Mara offered no explanation for why the princess couldn’t meet with Arla until the afternoon, but it gave Arla the opportunity to find Thara in the sprawling forest beyond the cliffs.

She looked a darn sight better than she had when Arla had left her yesterday evening.

Where her scales had begun to dull on their arduous journey to the continent, after a night of rest the dragon almost shone beneath the shafts of sunlight poking through the boughs of branches above them.

‘You scared me yesterday,’ Arla said slowly, a hand tracing the sleekness of Thara’s scales as the pair of them wandered through the trees. It was a testament to how vast the forest was that Thara walked beside Arla, only occasionally having to duck her enormous head.

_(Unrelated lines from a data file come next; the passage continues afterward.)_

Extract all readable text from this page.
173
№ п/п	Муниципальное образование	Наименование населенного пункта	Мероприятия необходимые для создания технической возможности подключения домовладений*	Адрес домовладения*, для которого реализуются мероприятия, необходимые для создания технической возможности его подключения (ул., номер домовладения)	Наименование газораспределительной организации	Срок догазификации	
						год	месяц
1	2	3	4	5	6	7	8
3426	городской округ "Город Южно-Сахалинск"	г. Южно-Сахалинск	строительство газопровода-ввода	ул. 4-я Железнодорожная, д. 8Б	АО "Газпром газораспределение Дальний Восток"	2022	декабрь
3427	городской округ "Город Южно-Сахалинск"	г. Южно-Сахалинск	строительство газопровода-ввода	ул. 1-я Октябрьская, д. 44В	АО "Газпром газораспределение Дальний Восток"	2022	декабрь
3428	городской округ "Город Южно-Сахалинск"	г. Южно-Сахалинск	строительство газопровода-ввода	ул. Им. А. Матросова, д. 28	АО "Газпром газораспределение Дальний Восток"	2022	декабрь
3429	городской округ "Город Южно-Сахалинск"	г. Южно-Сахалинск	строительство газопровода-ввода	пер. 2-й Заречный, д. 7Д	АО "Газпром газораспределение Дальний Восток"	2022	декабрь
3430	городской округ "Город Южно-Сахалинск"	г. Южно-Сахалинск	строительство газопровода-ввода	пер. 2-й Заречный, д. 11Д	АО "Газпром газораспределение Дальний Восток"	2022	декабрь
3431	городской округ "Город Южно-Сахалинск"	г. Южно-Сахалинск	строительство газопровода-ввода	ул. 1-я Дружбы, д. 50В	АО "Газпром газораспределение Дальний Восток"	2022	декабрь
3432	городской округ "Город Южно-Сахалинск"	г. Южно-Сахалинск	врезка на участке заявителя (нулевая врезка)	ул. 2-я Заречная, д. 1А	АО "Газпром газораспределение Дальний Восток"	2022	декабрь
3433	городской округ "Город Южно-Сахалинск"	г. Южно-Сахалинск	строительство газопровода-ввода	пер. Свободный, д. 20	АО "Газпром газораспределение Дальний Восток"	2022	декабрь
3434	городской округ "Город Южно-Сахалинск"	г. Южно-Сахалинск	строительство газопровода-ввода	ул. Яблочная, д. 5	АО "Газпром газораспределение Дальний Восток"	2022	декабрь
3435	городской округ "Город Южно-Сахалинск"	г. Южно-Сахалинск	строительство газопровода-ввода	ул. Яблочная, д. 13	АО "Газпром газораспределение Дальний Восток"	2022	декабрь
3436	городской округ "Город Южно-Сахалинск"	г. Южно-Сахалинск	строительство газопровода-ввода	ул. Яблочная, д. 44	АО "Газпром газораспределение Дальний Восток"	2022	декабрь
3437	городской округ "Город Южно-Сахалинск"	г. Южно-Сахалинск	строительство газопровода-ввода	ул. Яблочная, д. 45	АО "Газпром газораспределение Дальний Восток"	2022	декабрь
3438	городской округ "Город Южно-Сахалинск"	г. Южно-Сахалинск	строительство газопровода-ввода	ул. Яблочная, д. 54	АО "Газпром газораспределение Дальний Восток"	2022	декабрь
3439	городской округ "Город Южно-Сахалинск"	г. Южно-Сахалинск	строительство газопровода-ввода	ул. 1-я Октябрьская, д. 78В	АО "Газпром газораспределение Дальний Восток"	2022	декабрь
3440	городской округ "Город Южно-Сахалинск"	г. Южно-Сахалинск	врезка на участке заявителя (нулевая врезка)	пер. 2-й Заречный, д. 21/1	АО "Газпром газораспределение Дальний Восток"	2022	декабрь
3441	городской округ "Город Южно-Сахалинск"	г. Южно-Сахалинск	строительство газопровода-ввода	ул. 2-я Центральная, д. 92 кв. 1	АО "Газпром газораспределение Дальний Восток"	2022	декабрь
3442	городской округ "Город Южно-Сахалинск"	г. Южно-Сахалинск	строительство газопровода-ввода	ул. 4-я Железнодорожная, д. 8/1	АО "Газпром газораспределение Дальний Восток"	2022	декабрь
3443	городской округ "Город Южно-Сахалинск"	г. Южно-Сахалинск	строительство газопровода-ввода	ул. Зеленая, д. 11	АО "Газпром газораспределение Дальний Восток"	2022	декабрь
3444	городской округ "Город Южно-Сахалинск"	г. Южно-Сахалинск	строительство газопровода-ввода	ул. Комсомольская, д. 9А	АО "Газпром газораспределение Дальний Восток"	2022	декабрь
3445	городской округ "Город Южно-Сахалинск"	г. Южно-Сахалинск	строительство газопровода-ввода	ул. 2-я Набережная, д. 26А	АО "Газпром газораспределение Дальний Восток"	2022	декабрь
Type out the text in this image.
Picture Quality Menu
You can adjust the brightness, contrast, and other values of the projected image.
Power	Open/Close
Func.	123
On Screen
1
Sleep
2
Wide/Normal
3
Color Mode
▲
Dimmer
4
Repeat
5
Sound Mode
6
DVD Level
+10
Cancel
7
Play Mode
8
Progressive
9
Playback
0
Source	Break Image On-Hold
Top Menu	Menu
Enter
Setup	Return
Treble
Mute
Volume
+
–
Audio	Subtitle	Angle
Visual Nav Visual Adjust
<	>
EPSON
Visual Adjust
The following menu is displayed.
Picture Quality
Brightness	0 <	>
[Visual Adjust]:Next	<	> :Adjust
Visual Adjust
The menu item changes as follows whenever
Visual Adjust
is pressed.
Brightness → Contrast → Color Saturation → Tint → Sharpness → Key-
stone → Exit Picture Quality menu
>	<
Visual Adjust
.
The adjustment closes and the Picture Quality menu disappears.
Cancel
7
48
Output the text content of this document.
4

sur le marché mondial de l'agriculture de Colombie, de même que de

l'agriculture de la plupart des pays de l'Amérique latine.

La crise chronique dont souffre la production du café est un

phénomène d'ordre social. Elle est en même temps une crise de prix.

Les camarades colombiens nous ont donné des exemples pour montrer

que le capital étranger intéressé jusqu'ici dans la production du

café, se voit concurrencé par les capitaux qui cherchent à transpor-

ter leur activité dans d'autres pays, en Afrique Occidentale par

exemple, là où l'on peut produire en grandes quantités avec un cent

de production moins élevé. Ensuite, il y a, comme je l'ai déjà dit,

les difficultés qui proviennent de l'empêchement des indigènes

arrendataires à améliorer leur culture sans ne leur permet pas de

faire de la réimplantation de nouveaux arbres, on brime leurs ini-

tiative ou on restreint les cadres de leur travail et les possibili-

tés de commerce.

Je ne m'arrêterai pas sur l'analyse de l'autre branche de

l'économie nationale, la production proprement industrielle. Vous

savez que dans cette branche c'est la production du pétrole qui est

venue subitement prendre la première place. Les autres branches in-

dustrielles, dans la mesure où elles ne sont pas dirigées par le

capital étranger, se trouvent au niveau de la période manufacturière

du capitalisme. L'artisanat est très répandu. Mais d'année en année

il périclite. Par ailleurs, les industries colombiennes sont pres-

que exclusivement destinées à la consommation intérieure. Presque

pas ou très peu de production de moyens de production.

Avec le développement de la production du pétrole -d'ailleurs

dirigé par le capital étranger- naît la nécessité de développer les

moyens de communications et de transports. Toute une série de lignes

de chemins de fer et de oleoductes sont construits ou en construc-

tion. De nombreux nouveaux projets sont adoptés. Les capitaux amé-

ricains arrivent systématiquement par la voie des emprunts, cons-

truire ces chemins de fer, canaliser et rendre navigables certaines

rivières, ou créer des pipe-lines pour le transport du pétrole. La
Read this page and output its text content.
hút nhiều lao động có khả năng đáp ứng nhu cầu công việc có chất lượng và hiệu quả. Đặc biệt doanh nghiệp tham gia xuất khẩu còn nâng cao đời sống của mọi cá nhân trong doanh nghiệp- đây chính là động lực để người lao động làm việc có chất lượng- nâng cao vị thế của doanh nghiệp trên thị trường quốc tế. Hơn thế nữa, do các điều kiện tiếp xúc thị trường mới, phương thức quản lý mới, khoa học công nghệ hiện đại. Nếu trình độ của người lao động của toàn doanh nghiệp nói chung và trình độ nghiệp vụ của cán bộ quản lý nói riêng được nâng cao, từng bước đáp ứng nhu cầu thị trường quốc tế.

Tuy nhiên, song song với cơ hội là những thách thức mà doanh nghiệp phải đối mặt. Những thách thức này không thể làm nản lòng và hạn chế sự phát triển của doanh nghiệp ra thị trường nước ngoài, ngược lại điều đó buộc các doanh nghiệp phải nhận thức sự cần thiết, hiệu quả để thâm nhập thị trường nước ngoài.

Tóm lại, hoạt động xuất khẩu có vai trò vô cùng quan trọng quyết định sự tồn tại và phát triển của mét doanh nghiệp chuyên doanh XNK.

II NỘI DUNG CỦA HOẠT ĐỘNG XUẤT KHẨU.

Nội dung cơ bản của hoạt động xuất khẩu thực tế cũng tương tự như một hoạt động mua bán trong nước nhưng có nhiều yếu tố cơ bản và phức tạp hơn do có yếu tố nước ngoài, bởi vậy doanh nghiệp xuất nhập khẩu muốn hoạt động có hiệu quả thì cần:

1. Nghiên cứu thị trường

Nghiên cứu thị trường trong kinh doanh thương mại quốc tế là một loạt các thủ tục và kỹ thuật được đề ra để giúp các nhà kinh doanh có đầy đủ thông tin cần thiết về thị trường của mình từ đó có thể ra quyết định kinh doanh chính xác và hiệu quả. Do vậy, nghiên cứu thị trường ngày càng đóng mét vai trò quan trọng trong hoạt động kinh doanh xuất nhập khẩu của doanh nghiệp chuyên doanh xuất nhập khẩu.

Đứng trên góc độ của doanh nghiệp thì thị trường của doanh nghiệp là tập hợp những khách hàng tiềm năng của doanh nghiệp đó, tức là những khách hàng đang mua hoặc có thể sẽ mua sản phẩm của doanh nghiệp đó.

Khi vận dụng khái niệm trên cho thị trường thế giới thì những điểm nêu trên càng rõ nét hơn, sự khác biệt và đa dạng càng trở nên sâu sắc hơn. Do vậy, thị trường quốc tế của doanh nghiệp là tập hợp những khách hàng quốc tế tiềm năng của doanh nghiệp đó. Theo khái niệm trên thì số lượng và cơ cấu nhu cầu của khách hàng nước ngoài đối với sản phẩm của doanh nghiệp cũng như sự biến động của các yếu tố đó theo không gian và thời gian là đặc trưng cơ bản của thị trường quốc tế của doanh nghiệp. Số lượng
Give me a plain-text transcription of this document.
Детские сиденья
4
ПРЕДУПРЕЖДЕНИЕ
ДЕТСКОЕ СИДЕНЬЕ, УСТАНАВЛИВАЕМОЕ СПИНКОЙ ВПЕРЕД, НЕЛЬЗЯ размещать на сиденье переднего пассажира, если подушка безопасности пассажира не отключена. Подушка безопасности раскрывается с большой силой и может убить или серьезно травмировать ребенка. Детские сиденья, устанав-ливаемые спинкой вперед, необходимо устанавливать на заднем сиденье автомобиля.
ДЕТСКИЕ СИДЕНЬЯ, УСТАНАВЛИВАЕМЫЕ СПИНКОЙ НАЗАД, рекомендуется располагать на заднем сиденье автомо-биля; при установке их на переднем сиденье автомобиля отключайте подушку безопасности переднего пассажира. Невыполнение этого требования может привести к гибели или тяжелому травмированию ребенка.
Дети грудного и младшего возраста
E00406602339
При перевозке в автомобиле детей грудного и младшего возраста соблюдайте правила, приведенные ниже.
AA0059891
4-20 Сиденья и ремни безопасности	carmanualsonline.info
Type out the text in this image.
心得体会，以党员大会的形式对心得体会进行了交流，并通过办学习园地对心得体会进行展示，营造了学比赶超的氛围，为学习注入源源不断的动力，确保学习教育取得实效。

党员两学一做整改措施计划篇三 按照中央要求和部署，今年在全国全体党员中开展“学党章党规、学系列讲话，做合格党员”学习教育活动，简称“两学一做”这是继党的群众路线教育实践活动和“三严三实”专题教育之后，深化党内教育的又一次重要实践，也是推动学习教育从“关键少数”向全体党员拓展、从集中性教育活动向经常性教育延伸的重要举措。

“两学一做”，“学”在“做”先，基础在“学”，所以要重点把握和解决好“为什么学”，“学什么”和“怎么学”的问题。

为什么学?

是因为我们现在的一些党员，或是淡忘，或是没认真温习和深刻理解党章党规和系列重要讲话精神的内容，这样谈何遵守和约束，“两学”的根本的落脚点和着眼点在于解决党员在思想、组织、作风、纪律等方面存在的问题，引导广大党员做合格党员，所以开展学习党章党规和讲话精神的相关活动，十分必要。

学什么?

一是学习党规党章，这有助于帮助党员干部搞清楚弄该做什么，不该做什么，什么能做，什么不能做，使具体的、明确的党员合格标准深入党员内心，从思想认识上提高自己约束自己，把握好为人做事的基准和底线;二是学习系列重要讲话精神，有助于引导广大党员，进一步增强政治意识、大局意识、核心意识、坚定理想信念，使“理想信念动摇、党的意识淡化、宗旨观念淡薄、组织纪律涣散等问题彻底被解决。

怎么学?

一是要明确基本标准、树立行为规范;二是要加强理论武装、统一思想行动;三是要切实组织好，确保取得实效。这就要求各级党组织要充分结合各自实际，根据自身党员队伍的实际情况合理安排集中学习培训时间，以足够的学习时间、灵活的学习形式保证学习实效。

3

‘You forget I have lived many lives before this one. I was around when the gods were warring, Dragonhart. I tell you I have had worse things pierce my skin.’

Arla forgot sometimes exactly how old Thara was – and the life and world and people that the dragon had known before her. Gods, she’d spent nearly a hundred years asleep!

‘I often forget that they warred. What started it?’ Arla said, forgoing the bond.

Thara was right, she was relying on it too much, craving it like a soft blanket.

She shouldn’t forget that she had a voice.

But a war between gods…? The impact must have been catastrophic.

It had been enough to send the dragons to sleep after all…

‘The gods have warred many times – over fates and lovers and the one who fell.’

‘What do you mean?’

Thara was silent for a moment, the only sound the combined crunch of leaves and fallen branches beneath their feet. When the dragon’s voice finally filled Arla’s mind, there was a sombreness that sent a chill skittering down her spine.

‘Not all gods are good, Dragonhart. Power can be a fickle thing, never enough once you have tasted it. There is one who always wanted more, one who would use dark, forbidden magic to achieve it. There is a reason the gods look down upon the Kastonian king and the blood magic he has tried to conduct. It damned one who ruled before him. They won’t suffer a repeat of it. ’

Arla’s chest felt too tight. There was so much she didn’t know. So much history that should have been inked in her blood but … she had spent her life denying it. Spent her life denying the existence of gods and magic, and she had never taken the time to learn.

‘You won’t find any of this in your books. Dark magic and its consequences are not documented for a reason, and the fallen one has been erased from the minds of any who ever knew of his deeds.’